Results: Black-blood imaging showed a significantly higher sensitivity (97.43%) than contrast-enhanced gradient recalled-echo (64.1%) and contrast-enhanced spin-echo (66.67%) (P < .05). In terms of specificities, we did not find any significant differences among contrast-enhanced gradient recalled-echo (90.32%), contrast-enhanced spin-echo (90.32%), and black-blood imaging (96.77%) (P > .05). A Cox proportional hazards model identified the time to metastasis, Karnofsky Performance Scale status, and a combination of the leptomeningeal carcinomatosis grade with a linear pattern as independent predictors of progression-free survival (P < .05).

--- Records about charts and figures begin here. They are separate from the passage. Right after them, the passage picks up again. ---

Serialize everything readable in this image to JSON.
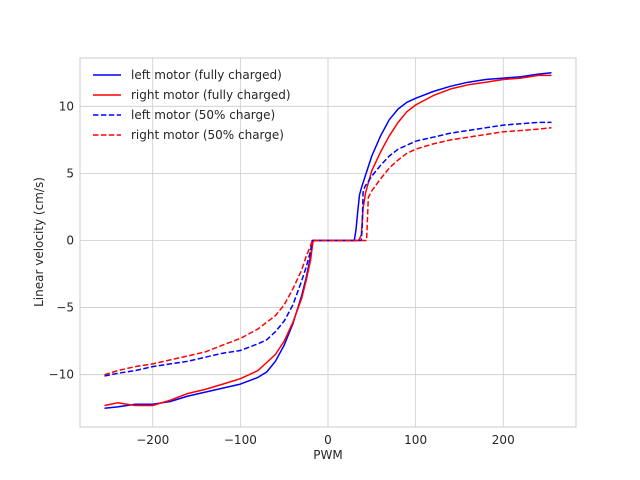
{
  "chart_data": {
    "type": "line",
    "title": "",
    "xlabel": "PWM",
    "ylabel": "Linear velocity (cm/s)",
    "xlim": [
      -283,
      283
    ],
    "ylim": [
      -13.9,
      13.6
    ],
    "xticks": [
      -200,
      -100,
      0,
      100,
      200
    ],
    "yticks": [
      -10,
      -5,
      0,
      5,
      10
    ],
    "xtick_labels": [
      "−200",
      "−100",
      "0",
      "100",
      "200"
    ],
    "ytick_labels": [
      "−10",
      "−5",
      "0",
      "5",
      "10"
    ],
    "grid": true,
    "legend_position": "top-left",
    "series": [
      {
        "name": "left motor (fully charged)",
        "color": "#0000ff",
        "dash": "solid",
        "points": [
          [
            -255,
            -12.5
          ],
          [
            -240,
            -12.4
          ],
          [
            -220,
            -12.2
          ],
          [
            -200,
            -12.2
          ],
          [
            -180,
            -12.0
          ],
          [
            -160,
            -11.6
          ],
          [
            -140,
            -11.3
          ],
          [
            -120,
            -11.0
          ],
          [
            -100,
            -10.7
          ],
          [
            -80,
            -10.2
          ],
          [
            -70,
            -9.8
          ],
          [
            -60,
            -9.0
          ],
          [
            -50,
            -7.8
          ],
          [
            -40,
            -6.2
          ],
          [
            -30,
            -4.1
          ],
          [
            -25,
            -2.8
          ],
          [
            -20,
            -1.2
          ],
          [
            -17,
            0
          ],
          [
            0,
            0
          ],
          [
            15,
            0
          ],
          [
            30,
            0
          ],
          [
            32,
            0.8
          ],
          [
            34,
            2.2
          ],
          [
            36,
            3.4
          ],
          [
            38,
            3.9
          ],
          [
            42,
            4.7
          ],
          [
            50,
            6.3
          ],
          [
            60,
            7.8
          ],
          [
            70,
            9.0
          ],
          [
            80,
            9.8
          ],
          [
            90,
            10.3
          ],
          [
            100,
            10.6
          ],
          [
            120,
            11.1
          ],
          [
            140,
            11.5
          ],
          [
            160,
            11.8
          ],
          [
            180,
            12.0
          ],
          [
            200,
            12.1
          ],
          [
            220,
            12.2
          ],
          [
            240,
            12.4
          ],
          [
            255,
            12.5
          ]
        ]
      },
      {
        "name": "right motor (fully charged)",
        "color": "#ff0000",
        "dash": "solid",
        "points": [
          [
            -255,
            -12.3
          ],
          [
            -240,
            -12.1
          ],
          [
            -220,
            -12.3
          ],
          [
            -200,
            -12.3
          ],
          [
            -180,
            -11.9
          ],
          [
            -160,
            -11.4
          ],
          [
            -140,
            -11.1
          ],
          [
            -120,
            -10.7
          ],
          [
            -100,
            -10.3
          ],
          [
            -80,
            -9.7
          ],
          [
            -60,
            -8.5
          ],
          [
            -50,
            -7.5
          ],
          [
            -40,
            -6.1
          ],
          [
            -30,
            -4.3
          ],
          [
            -25,
            -3.0
          ],
          [
            -20,
            -1.5
          ],
          [
            -17,
            0
          ],
          [
            0,
            0
          ],
          [
            20,
            0
          ],
          [
            35,
            0
          ],
          [
            38,
            0.4
          ],
          [
            40,
            2.4
          ],
          [
            43,
            3.6
          ],
          [
            50,
            5.2
          ],
          [
            60,
            6.6
          ],
          [
            70,
            7.8
          ],
          [
            80,
            8.8
          ],
          [
            90,
            9.6
          ],
          [
            100,
            10.1
          ],
          [
            120,
            10.8
          ],
          [
            140,
            11.3
          ],
          [
            160,
            11.6
          ],
          [
            180,
            11.8
          ],
          [
            200,
            12.0
          ],
          [
            220,
            12.1
          ],
          [
            240,
            12.3
          ],
          [
            255,
            12.3
          ]
        ]
      },
      {
        "name": "left motor (50% charge)",
        "color": "#0000ff",
        "dash": "dashed",
        "points": [
          [
            -255,
            -10.1
          ],
          [
            -240,
            -9.9
          ],
          [
            -220,
            -9.7
          ],
          [
            -200,
            -9.4
          ],
          [
            -180,
            -9.2
          ],
          [
            -160,
            -9.0
          ],
          [
            -140,
            -8.7
          ],
          [
            -120,
            -8.4
          ],
          [
            -100,
            -8.2
          ],
          [
            -80,
            -7.7
          ],
          [
            -70,
            -7.4
          ],
          [
            -60,
            -6.8
          ],
          [
            -50,
            -6.0
          ],
          [
            -40,
            -4.8
          ],
          [
            -30,
            -3.0
          ],
          [
            -25,
            -2.0
          ],
          [
            -20,
            -0.8
          ],
          [
            -18,
            0
          ],
          [
            0,
            0
          ],
          [
            20,
            0
          ],
          [
            38,
            0
          ],
          [
            39,
            1.0
          ],
          [
            40,
            3.6
          ],
          [
            42,
            4.0
          ],
          [
            50,
            4.8
          ],
          [
            60,
            5.6
          ],
          [
            70,
            6.3
          ],
          [
            80,
            6.8
          ],
          [
            90,
            7.1
          ],
          [
            100,
            7.4
          ],
          [
            120,
            7.7
          ],
          [
            140,
            8.0
          ],
          [
            160,
            8.2
          ],
          [
            180,
            8.4
          ],
          [
            200,
            8.6
          ],
          [
            220,
            8.7
          ],
          [
            240,
            8.8
          ],
          [
            255,
            8.8
          ]
        ]
      },
      {
        "name": "right motor (50% charge)",
        "color": "#ff0000",
        "dash": "dashed",
        "points": [
          [
            -255,
            -10.0
          ],
          [
            -240,
            -9.7
          ],
          [
            -220,
            -9.4
          ],
          [
            -200,
            -9.2
          ],
          [
            -180,
            -8.9
          ],
          [
            -160,
            -8.6
          ],
          [
            -140,
            -8.3
          ],
          [
            -120,
            -7.8
          ],
          [
            -100,
            -7.3
          ],
          [
            -80,
            -6.6
          ],
          [
            -60,
            -5.6
          ],
          [
            -50,
            -4.8
          ],
          [
            -40,
            -3.6
          ],
          [
            -30,
            -2.2
          ],
          [
            -25,
            -1.2
          ],
          [
            -20,
            -0.4
          ],
          [
            -18,
            0
          ],
          [
            0,
            0
          ],
          [
            30,
            0
          ],
          [
            44,
            0
          ],
          [
            45,
            1.5
          ],
          [
            46,
            3.2
          ],
          [
            50,
            3.7
          ],
          [
            60,
            4.6
          ],
          [
            70,
            5.4
          ],
          [
            80,
            6.0
          ],
          [
            90,
            6.5
          ],
          [
            100,
            6.8
          ],
          [
            120,
            7.2
          ],
          [
            140,
            7.5
          ],
          [
            160,
            7.7
          ],
          [
            180,
            7.9
          ],
          [
            200,
            8.1
          ],
          [
            220,
            8.2
          ],
          [
            240,
            8.3
          ],
          [
            255,
            8.4
          ]
        ]
      }
    ]
  }
}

Conclusions: Black-blood imaging can improve the diagnostic accuracy and predict progression-free survival in patients with leptomeningeal carcinomatosis.

Fig 1.

MR images of a 60-year-old female patient with lung cancer. On all contrast-enhanced 3D ultrafast GRE (A and D), SE T1WI (B and E), and black-blood imaging (C and F), leptomeningeal enhancement along the sulci of the bilateral cerebral hemispheres and cerebellar surface was observed (arrows).

Fig 2.

MR images of a 60-year-old female patient with lung cancer. The contrast-enhanced 3D ultrafast GRE (A and D) and SE T1WI (B and E) were negatively interpreted by all raters. On only the black-blood imaging (C and F) scans was leptomeningeal enhancement along the interpeduncular cistern (C, arrow) and bilateral cerebellar surface observed (F, arrows).

Fig 3.

Kaplan-Meier curves showing a significant difference in the progression-free survival for the time to metastasis (A), Karnofsky Performance Scale (B), and a combination of the LC grade and pattern (C) with P values of .036, .036, and .009, respectively. When we compared the patients according to the cutoff values, the median PFS times were as follows: 12.27 months (95% CI, 3.37–15.00 months) versus 3.50 months (95% CI, 2.53–4.73 months; P = .036) in time to metastasis; 11.63 months (95% CI, 3.67–13.57 months) versus 3.37 months (95% CI, 1.37–4.73 months; P = .036) in KPS; and 4.87 months (95% CI, 3.47–1.27 months) versus 1.77 months (95% CI, 1.07–3.50 months; P = .009) in a combination of the LC grade and pattern, respectively.